So I'm playing pool in my cowboy boots and some guy came up looks at my boots and goes, "you should've got the boots with the fur"
She is the perfect woman. She cooks, gives good head and doesn't care that I have a small penis.
Dude she has the ugliest blow job face ever.
I found out what happened to that girls weave last night. It was draped over a bush in my backyard.
It finally happened. My conscience stopped working. I've never felt so free
I remember three things: you falling down an entire flight of stairs, me stripping out of your Christmas one-sie to do cartwheels in my underwear, and people standing above me saying, "where did that bump on her head come from?"
Also, I was told I kept the antlers on the entire time. I'm deeming last night a success.
how many thumbs am i supposed to have at one time
you found the shrooms didnt you
she put on her moms wedding dress and is chugging purple jolly rancher vodka, happy cyber monday
Curdled. you forgot that word.

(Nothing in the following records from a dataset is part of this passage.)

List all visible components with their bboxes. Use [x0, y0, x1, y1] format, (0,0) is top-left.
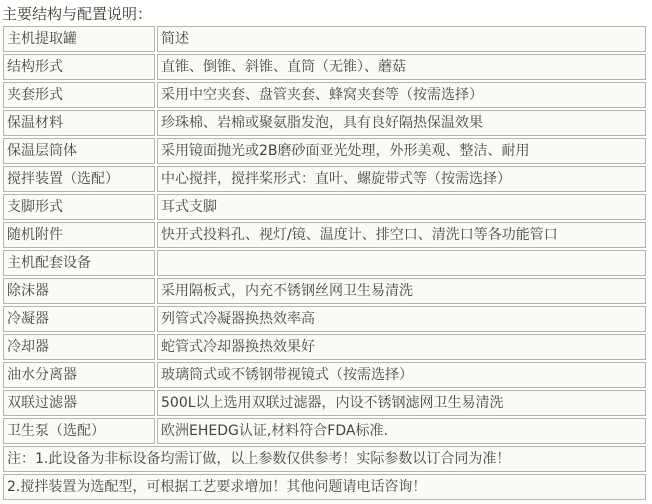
spec-label-cell: 主机提取罐 — [3, 26, 155, 52]
table-row: 夹套形式 采用中空夹套、盘管夹套、蜂窝夹套等（按需选择） — [3, 82, 646, 108]
spec-label-cell: 主机配套设备 — [3, 250, 155, 276]
note-row: 注：1.此设备为非标设备均需订做，以上参数仅供参考！实际参数以订合同为准！ — [3, 446, 646, 472]
spec-value-cell: 欧洲EHEDG认证,材料符合FDA标准. — [157, 418, 646, 444]
spec-value-cell: 简述 — [157, 26, 646, 52]
spec-label-cell: 除沫器 — [3, 278, 155, 304]
table-row: 主机配套设备 — [3, 250, 646, 276]
table-row: 搅拌装置（选配） 中心搅拌，搅拌桨形式：直叶、螺旋带式等（按需选择） — [3, 166, 646, 192]
spec-table: 主机提取罐 简述 结构形式 直锥、倒锥、斜锥、直筒（无锥）、蘑菇 夹套形式 采用… — [1, 24, 648, 502]
spec-value-cell: 采用隔板式，内充不锈钢丝网卫生易清洗 — [157, 278, 646, 304]
table-row: 冷凝器 列管式冷凝器换热效率高 — [3, 306, 646, 332]
spec-label-cell: 冷却器 — [3, 334, 155, 360]
table-row: 卫生泵（选配） 欧洲EHEDG认证,材料符合FDA标准. — [3, 418, 646, 444]
spec-value-cell: 珍珠棉、岩棉或聚氨脂发泡，具有良好隔热保温效果 — [157, 110, 646, 136]
table-row: 双联过滤器 500L以上选用双联过滤器，内设不锈钢滤网卫生易清洗 — [3, 390, 646, 416]
table-row: 保温材料 珍珠棉、岩棉或聚氨脂发泡，具有良好隔热保温效果 — [3, 110, 646, 136]
spec-label-cell: 保温层筒体 — [3, 138, 155, 164]
spec-value-cell: 500L以上选用双联过滤器，内设不锈钢滤网卫生易清洗 — [157, 390, 646, 416]
table-row: 保温层筒体 采用镜面抛光或2B磨砂面亚光处理，外形美观、整洁、耐用 — [3, 138, 646, 164]
spec-label-cell: 搅拌装置（选配） — [3, 166, 155, 192]
spec-value-cell: 列管式冷凝器换热效率高 — [157, 306, 646, 332]
spec-value-cell: 直锥、倒锥、斜锥、直筒（无锥）、蘑菇 — [157, 54, 646, 80]
spec-label-cell: 支脚形式 — [3, 194, 155, 220]
spec-label-cell: 夹套形式 — [3, 82, 155, 108]
spec-label-cell: 卫生泵（选配） — [3, 418, 155, 444]
spec-value-cell: 蛇管式冷却器换热效果好 — [157, 334, 646, 360]
spec-label-cell: 随机附件 — [3, 222, 155, 248]
table-row: 冷却器 蛇管式冷却器换热效果好 — [3, 334, 646, 360]
note-row: 2.搅拌装置为选配型，可根据工艺要求增加！其他问题请电话咨询！ — [3, 474, 646, 500]
spec-label-cell: 油水分离器 — [3, 362, 155, 388]
spec-value-cell: 中心搅拌，搅拌桨形式：直叶、螺旋带式等（按需选择） — [157, 166, 646, 192]
spec-value-cell: 采用中空夹套、盘管夹套、蜂窝夹套等（按需选择） — [157, 82, 646, 108]
spec-value-cell: 玻璃筒式或不锈钢带视镜式（按需选择） — [157, 362, 646, 388]
spec-label-cell: 冷凝器 — [3, 306, 155, 332]
table-row: 除沫器 采用隔板式，内充不锈钢丝网卫生易清洗 — [3, 278, 646, 304]
spec-value-cell — [157, 250, 646, 276]
spec-label-cell: 双联过滤器 — [3, 390, 155, 416]
note-cell: 2.搅拌装置为选配型，可根据工艺要求增加！其他问题请电话咨询！ — [3, 474, 646, 500]
page-title: 主要结构与配置说明： — [0, 0, 652, 24]
spec-value-cell: 耳式支脚 — [157, 194, 646, 220]
table-row: 随机附件 快开式投料孔、视灯/镜、温度计、排空口、清洗口等各功能管口 — [3, 222, 646, 248]
table-row: 主机提取罐 简述 — [3, 26, 646, 52]
page: 主要结构与配置说明： 主机提取罐 简述 结构形式 直锥、倒锥、斜锥、直筒（无锥）… — [0, 0, 652, 504]
spec-label-cell: 结构形式 — [3, 54, 155, 80]
table-row: 油水分离器 玻璃筒式或不锈钢带视镜式（按需选择） — [3, 362, 646, 388]
spec-value-cell: 快开式投料孔、视灯/镜、温度计、排空口、清洗口等各功能管口 — [157, 222, 646, 248]
spec-value-cell: 采用镜面抛光或2B磨砂面亚光处理，外形美观、整洁、耐用 — [157, 138, 646, 164]
table-row: 支脚形式 耳式支脚 — [3, 194, 646, 220]
spec-label-cell: 保温材料 — [3, 110, 155, 136]
note-cell: 注：1.此设备为非标设备均需订做，以上参数仅供参考！实际参数以订合同为准！ — [3, 446, 646, 472]
table-row: 结构形式 直锥、倒锥、斜锥、直筒（无锥）、蘑菇 — [3, 54, 646, 80]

It was a curdled buttery nipple shot.
She made sure everyone knew we were doing shots for her dead grandma.
Well you should have thought of that before you were reckless with your butt
You will drink beer in a kiddie pool in your back yard but you wont bring a girl home
I'm just trying to win a butt plug dude
The kitchen also doubles as a screaming room after midnight as long as you have something to muffle the sound
I made out with the hosts' boyfriend, infront of her, drank way too much, slept in my car and convinced everyone that I'm really a nice person. If that's not skilled lying, I don't know what is.